Perhaps writers are naturally obstreperous people.  If my novels ever get published you’ll see that characters don’t do what you want them to.  And yet we like what happens when they don’t.  I would have found a bit more information about Blatty’s life an asset.  His mother certainly makes an impression, even if its third-hand.  Writers, if my own experience is anything to go by, often feel they are conduits.  Receivers.  It’s like listening to the radio when driving a car through the mountains.  Suddenly a station comes in clear, but just for a moment.  Ideas for stories are like that—they often arrive when you can’t do anything about them.  Writers carry notebooks for a reason.  I used to have a waterproof one in our shower.  You never know when the signal’s going to come in loud and clear.  And you never know when the people you’re trying to block out might be adding more value than you’d ever imagined.  You might be surprised.

Flash Freeze

Frozen_(2013_film)_poster

One industry has, in this era of leisure, proven itself powerfully recession-proof. Entertainment, conceived broadly enough to include the sellers of strong drink, always seems to do well when the bread-and-butter parts of the economy tank. Among the entertainment giants is Disney, making it an easy target for curmudgeons like yours truly. Every once in a while, however, the cynicism has to melt. Frozen induced one of those experiences. I left the theater feeling that this may have been the best Disney movie of all time. You see, I grew up largely without Disney. We didn’t vacation in fantasy-lands like Disney World (when we could afford to vacation at all), and watching a movie was a rare treat. We did see some of the old style animations that came to our small town, such as Bambi and Dumbo, and we did watch the television program, I want to say on Sunday night. My real experience of Disney, however, came with parenthood where VHS and then CD then online versions of the movies made them accessible any time, in nearly any place. In the past decade or so, I’ve noticed, Disney has been putting considerable money behind the crafting of story, something many movie moguls fail to attempt. Frozen, however, stunned me.

The visual beauty of the Scandinavian world is no doubt part of it. I don’t often mention C. S. Lewis on this blog—he has been so thoroughly appropriated by the evangelical crowd that it is often difficult to admit how influential his work was to my college-age self. Lewis was unashamed of his Christianity, but in his fiction it isn’t always in your face. When I read Surprised by Joy, his autobiography, a scene—just a sentence really—lodged in my head. Joy, he noted, could be brought on by visions of the grandeur of the frozen far north. Lewis noted that not everyone has that perception, but I certainly share it with him. Elsa’s icy world impales with its beauty. Although I’m sensitive to cold, a deep desire stirred in the construction of that isolated ice castle. Elsa could, as an appropriately messianic figure, walk on water and ascend to heaven.

Of course, as I’ve observed before, the central trope of cinema is resurrection.
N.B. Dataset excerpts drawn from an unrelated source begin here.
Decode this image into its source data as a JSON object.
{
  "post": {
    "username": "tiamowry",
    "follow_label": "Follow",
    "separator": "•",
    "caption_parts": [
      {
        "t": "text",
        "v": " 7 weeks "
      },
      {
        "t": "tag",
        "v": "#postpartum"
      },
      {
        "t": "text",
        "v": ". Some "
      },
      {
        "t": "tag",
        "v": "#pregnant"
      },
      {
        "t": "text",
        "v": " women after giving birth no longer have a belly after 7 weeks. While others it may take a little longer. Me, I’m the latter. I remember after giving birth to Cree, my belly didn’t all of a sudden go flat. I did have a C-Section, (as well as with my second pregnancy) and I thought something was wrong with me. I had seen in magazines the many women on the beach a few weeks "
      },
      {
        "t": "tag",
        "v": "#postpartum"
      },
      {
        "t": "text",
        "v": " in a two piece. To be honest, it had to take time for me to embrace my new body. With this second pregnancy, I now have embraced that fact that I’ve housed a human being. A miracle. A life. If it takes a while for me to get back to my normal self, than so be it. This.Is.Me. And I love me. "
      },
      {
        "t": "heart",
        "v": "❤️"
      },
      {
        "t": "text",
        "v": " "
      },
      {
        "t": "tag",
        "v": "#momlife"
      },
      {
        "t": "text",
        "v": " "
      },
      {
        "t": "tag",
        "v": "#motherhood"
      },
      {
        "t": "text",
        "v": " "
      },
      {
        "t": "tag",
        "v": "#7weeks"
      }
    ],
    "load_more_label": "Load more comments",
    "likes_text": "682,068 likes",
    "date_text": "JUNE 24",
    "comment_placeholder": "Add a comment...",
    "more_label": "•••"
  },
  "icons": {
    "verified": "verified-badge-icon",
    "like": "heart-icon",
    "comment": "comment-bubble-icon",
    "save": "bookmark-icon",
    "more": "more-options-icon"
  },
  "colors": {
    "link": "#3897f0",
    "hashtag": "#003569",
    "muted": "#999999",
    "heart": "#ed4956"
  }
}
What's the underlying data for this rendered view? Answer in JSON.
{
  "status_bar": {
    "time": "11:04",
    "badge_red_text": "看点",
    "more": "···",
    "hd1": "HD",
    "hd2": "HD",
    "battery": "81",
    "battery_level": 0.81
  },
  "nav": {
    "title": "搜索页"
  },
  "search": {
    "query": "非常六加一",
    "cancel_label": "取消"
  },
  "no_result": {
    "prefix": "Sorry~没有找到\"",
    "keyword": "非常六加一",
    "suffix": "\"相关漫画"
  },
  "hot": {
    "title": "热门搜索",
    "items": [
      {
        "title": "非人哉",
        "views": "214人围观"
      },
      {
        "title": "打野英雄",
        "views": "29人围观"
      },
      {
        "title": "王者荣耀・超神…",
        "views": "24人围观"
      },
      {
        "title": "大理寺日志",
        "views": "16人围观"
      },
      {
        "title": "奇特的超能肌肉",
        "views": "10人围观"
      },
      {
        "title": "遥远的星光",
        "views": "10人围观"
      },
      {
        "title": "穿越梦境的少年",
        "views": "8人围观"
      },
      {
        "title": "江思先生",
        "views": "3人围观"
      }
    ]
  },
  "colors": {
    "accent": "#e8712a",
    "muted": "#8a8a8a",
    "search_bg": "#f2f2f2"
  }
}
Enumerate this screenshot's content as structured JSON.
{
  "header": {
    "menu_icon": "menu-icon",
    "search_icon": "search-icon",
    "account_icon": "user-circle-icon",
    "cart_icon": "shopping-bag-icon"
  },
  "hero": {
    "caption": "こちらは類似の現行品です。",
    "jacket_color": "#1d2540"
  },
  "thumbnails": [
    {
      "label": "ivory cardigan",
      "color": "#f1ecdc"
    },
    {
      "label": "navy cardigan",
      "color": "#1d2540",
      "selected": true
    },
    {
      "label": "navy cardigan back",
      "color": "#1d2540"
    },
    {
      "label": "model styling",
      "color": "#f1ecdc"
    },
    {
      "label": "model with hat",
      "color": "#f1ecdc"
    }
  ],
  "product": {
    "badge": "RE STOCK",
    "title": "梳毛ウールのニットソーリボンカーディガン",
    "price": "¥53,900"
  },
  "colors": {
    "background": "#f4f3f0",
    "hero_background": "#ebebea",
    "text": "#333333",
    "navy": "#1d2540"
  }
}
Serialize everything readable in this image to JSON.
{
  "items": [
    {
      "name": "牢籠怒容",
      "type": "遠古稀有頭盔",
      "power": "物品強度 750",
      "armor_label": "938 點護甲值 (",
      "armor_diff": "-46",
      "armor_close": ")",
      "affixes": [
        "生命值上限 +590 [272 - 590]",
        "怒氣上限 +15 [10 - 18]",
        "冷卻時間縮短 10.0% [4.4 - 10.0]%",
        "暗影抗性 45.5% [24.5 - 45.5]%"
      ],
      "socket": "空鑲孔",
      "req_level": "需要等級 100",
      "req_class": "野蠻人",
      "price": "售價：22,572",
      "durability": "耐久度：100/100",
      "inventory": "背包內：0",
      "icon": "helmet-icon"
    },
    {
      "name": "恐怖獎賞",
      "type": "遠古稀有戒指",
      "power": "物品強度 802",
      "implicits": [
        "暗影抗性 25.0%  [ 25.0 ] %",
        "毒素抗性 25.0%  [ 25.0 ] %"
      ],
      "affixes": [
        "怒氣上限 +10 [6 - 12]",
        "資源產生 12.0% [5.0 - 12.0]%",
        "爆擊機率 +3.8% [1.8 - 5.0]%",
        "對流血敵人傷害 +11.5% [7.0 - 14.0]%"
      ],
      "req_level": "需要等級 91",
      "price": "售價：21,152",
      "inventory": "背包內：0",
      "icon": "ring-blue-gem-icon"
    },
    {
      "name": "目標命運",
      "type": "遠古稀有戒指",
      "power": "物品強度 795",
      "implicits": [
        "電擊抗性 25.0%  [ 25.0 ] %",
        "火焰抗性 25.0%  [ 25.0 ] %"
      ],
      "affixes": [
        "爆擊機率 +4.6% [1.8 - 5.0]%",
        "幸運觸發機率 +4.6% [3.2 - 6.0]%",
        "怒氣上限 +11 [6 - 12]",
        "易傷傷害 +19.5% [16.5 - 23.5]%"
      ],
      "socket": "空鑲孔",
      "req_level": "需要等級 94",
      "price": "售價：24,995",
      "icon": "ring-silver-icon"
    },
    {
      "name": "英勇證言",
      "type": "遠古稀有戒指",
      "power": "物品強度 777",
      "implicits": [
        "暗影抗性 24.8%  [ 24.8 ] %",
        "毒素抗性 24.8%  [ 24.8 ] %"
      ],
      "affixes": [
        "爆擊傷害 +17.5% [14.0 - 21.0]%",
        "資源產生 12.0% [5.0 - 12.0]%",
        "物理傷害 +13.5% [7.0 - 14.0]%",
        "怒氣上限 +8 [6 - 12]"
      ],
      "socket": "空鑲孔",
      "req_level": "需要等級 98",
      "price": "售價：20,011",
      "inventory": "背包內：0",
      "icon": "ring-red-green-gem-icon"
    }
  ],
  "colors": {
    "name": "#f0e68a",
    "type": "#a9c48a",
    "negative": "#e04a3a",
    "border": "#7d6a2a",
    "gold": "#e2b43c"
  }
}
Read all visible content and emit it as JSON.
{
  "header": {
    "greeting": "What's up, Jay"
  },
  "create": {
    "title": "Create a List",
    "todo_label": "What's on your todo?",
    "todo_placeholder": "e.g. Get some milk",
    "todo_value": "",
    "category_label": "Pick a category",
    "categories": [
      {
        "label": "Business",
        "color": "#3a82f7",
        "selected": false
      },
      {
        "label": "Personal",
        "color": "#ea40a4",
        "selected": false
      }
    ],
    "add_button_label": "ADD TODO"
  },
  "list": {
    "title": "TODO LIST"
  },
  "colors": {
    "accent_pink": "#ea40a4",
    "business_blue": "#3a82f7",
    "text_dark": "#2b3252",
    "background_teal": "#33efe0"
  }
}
Anna takes on the self-sacrificial role for her sister, marking Disney’s move away from the magic of the heterosexual kiss as the cure to all female ills. No, here are women who thrive not only without, but in spite of strong male characters. This is a world where not one, but two female protagonists are needed to carry the plot to fulfillment. Self-sacrifice, in fantasy worlds, often leads to resurrection. With Anna’s act of love for her sister, the cinematic world has reached an important pinnacle in its lesson to children: love comes in many forms, and if it is really love it is never bad. Elsa ends up satisfied without a king to guide her, a woman who reigns as she is, not as society says she should be. If only the ice of our patriarchal world could be melted so easily.